10th May 2011
A much cheaper way to combat terrorism
Andrea Millen Rich has added up The Cost of Getting Bin Laden:
- a total of 4,452 American soldiers have been killed in action in Iraq
- a total of 1,566 U.S. troops killed in action in Afghanistan
- the direct taxpayer cost of both wars had eclipsed $1.1 trillion
- hundreds of billions have also been spent on homeland security and intelligence gathering efforts (the federal government revealed that it was spending more than $80 billion a year on intelligence gathering—more than twice the pre-9/11 amount. Tthe proposed budget for homeland security efforts in the coming fiscal year will top $71 billion)
- the government has trampled the First, Fourth, Fifth Sixth, Eighth, and 14th Amendments—all in the name of safeguarding our nation from itself.
- callous invasions of their privacy via intrusive pat-downs and obscene full-body scans at the country’s airports
Hans-Hermann Hoppe argued in The Myth of National Defense (ed. Hoppe, Von Mises Institute) that government monopoly over defence is ineffective and expensive. As illustration, even though US defence budgets are quite large, they have proved ineffective in protecting US interests. The US defence and policy machine keeps asking for more money but delivers ever less security. Hoppe believes that the World Trade towers attacks could have been prevented merely by allowing pilots carry a pistol costing $50. The $400 billion defence budget couldn’t prevent 9/11.
Hoppe's argument is interesting but, as I show in DOF, it doesn't lead to the conclusions he arrives at. However, there is something that a state (e.g. USA) can do at a low cost to dramatically increased security – through persuasion and winning people's minds.

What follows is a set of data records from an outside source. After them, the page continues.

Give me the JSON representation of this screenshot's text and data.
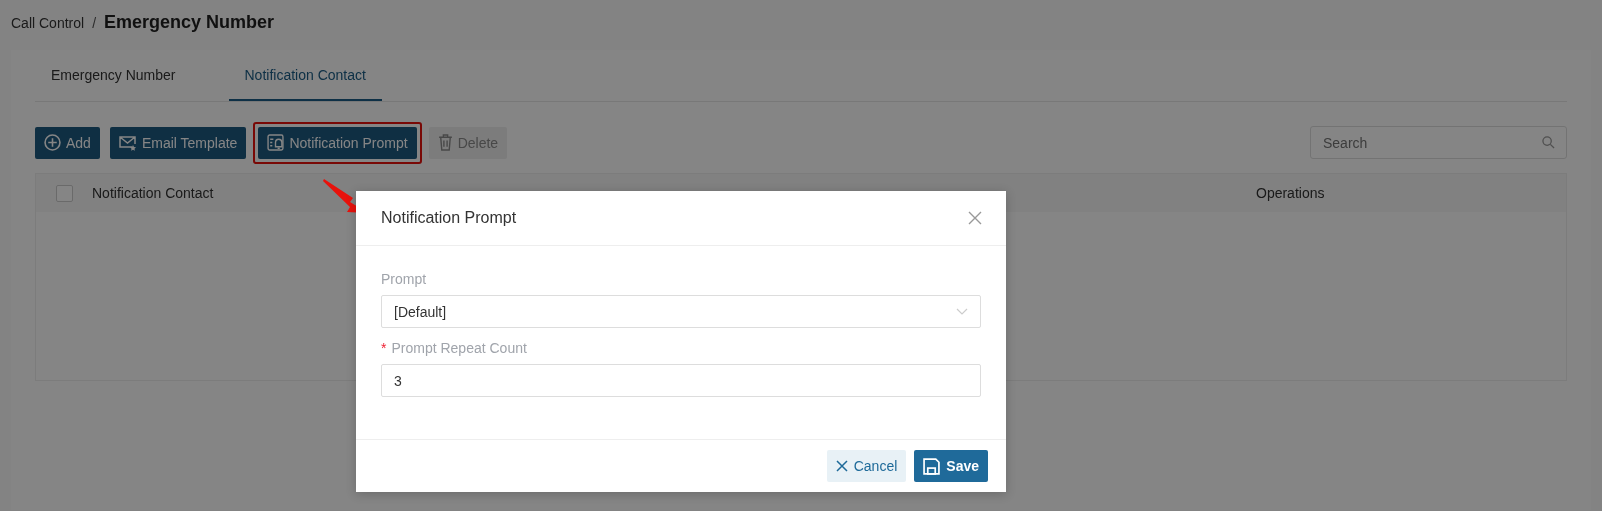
{
  "breadcrumb": {
    "parent": "Call Control",
    "separator": "/",
    "current": "Emergency Number"
  },
  "tabs": [
    {
      "label": "Emergency Number",
      "selected": false
    },
    {
      "label": "Notification Contact",
      "selected": true
    }
  ],
  "toolbar": [
    {
      "kind": "add",
      "label": "Add",
      "disabled": false,
      "highlighted": false
    },
    {
      "kind": "email",
      "label": "Email Template",
      "disabled": false,
      "highlighted": false
    },
    {
      "kind": "prompt",
      "label": "Notification Prompt",
      "disabled": false,
      "highlighted": true
    },
    {
      "kind": "delete",
      "label": "Delete",
      "disabled": true,
      "highlighted": false
    }
  ],
  "search": {
    "placeholder": "Search"
  },
  "table": {
    "select_all": {
      "checked": false
    },
    "columns": [
      "Notification Contact",
      "Operations"
    ]
  },
  "dialog": {
    "title": "Notification Prompt",
    "fields": [
      {
        "kind": "select",
        "label": "Prompt",
        "required": false,
        "value": "[Default]"
      },
      {
        "kind": "input",
        "label": "Prompt Repeat Count",
        "required": true,
        "required_mark": "*",
        "value": "3"
      }
    ],
    "buttons": [
      {
        "kind": "cancel",
        "label": "Cancel"
      },
      {
        "kind": "save",
        "label": "Save"
      }
    ]
  }
}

Thus, the other day (4 May 2010) I wrote on Facebook that "They are often extremely naive and even stupid, these Americans. I also think their doctrine of national self-interest has been a BAD doctrine. The national self-interest is best served in the longer term through supporting GOOD, not evil. Each time they support a dictator, they harm America in the long run."

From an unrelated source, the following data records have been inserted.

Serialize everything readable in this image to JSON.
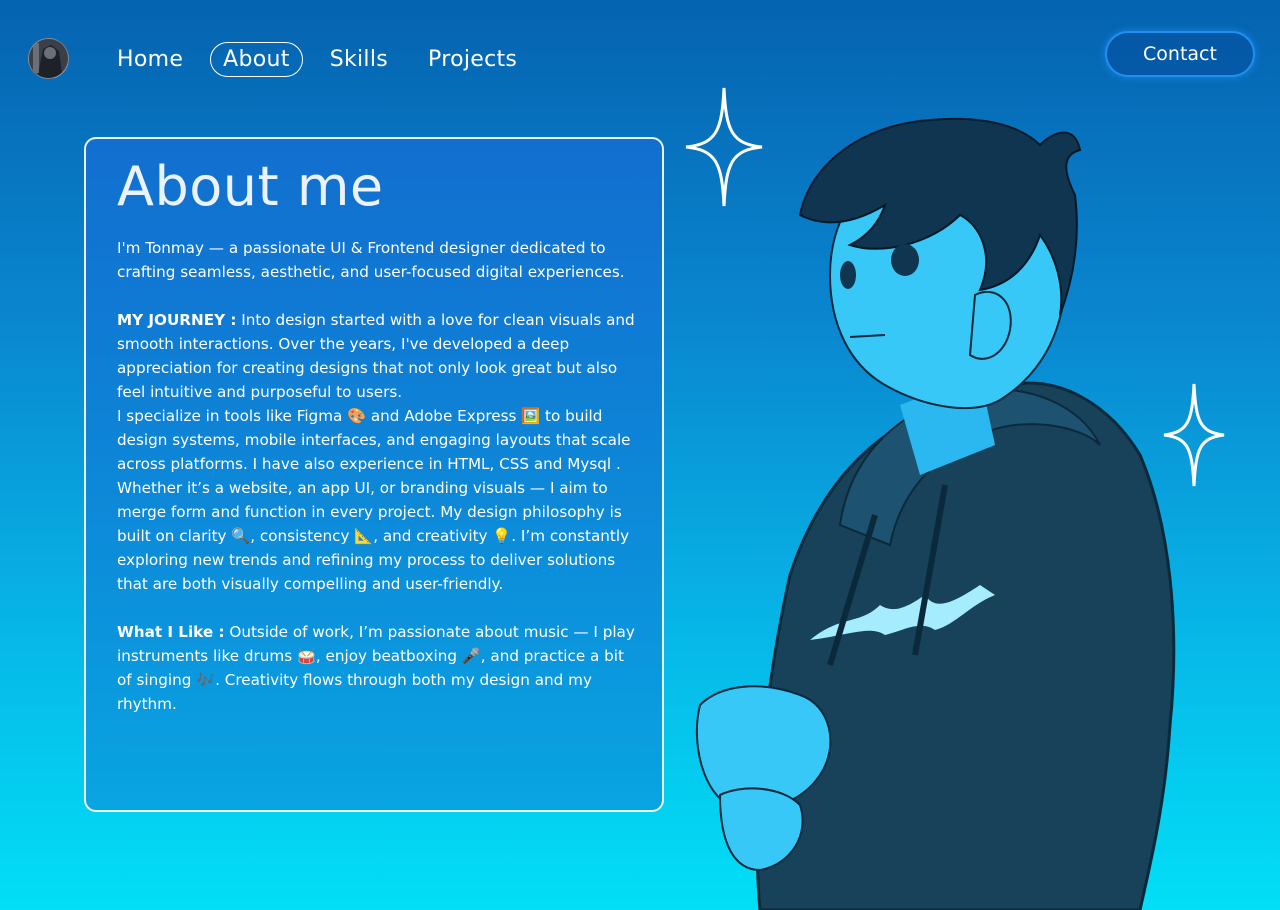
{
  "nav": {
    "items": [
      {
        "label": "Home"
      },
      {
        "label": "About"
      },
      {
        "label": "Skills"
      },
      {
        "label": "Projects"
      }
    ],
    "active": "About",
    "contact_label": "Contact"
  },
  "about": {
    "title": "About me",
    "intro": "I'm Tonmay — a passionate UI & Frontend designer dedicated to crafting seamless, aesthetic, and user-focused digital experiences.",
    "journey_label": "MY JOURNEY :",
    "journey_text": " Into design started with a love for clean visuals and smooth interactions. Over the years, I've developed a deep appreciation for creating designs that not only look great but also feel intuitive and purposeful to users.",
    "specialize_text": "I specialize in tools like Figma 🎨 and Adobe Express 🖼️ to build design systems, mobile interfaces, and engaging layouts that scale across platforms. I have also experience in HTML, CSS and Mysql . Whether it’s a website, an app UI, or branding visuals — I aim to merge form and function in every project. My design philosophy is built on clarity 🔍, consistency 📐, and creativity 💡. I’m constantly exploring new trends and refining my process to deliver solutions that are both visually compelling and user-friendly.",
    "like_label": "What I Like :",
    "like_text": " Outside of work, I’m passionate about music — I play instruments like drums 🥁, enjoy beatboxing 🎤, and practice a bit of singing 🎶. Creativity flows through both my design and my rhythm."
  },
  "colors": {
    "bg_top": "#0563b0",
    "bg_bottom": "#02dff6",
    "contact_border": "#1f8ff0"
  },
  "icons": [
    "avatar",
    "sparkle-icon",
    "sparkle-icon"
  ]
}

This holds good for the British as well. When they supported Jinnah's demand for partition on religous grounds, they mixed religion and politics, went against their own liberal tradition, and created the monster of Pakistan that is now almost uncontrollable, and has become the hub centre for terrorism across the entire world.
For years I've been advocating abolition of foreign aid and its replacement with EQUAL AND HONEST relationships across all nations. That means looking at long-term self-interest, not just the short-term. This means focusing on (a) promotion of liberty and good governance across the world, and (b) calling a spade a spade (e.g. not supporting dictators). It also means NEVER giving charity unless there is desperate need.
- Aid strengthens totalitarian dictators and increases genocides and global terrorism.
- Genuine well-wishers of the poor should therefore stop all charitable work and become equal partners and friends of the poor. They can, as part of this role, teach poor nations about freedom and good governance. Taking this approach is not only ethical, cheaper, and far more effective, it will also ultimately protect the West from terrorism.
- it is crucial that Western nations do not directly teach poorer nations; for that could be interpreted as racist arrogance. Freedom must be promoted through poor nations’ own nationals.
There is no doubt in my mind that many effective and cheap methods exist to promote freedom and good governance. They will work invariably better than hard, brutal actions that the West often undertakes without thinking through the long term consequences. If nothing else, these cheaper (but slower) approaches should be part of a mix of strategies. [Note, I'm not against hard brutal actions in principle. They may have a place as well, but should not be seen to be the primary method of engagement]
Currently the fist rules, the handshake is missing. There is no genuine goodwill. That can't work.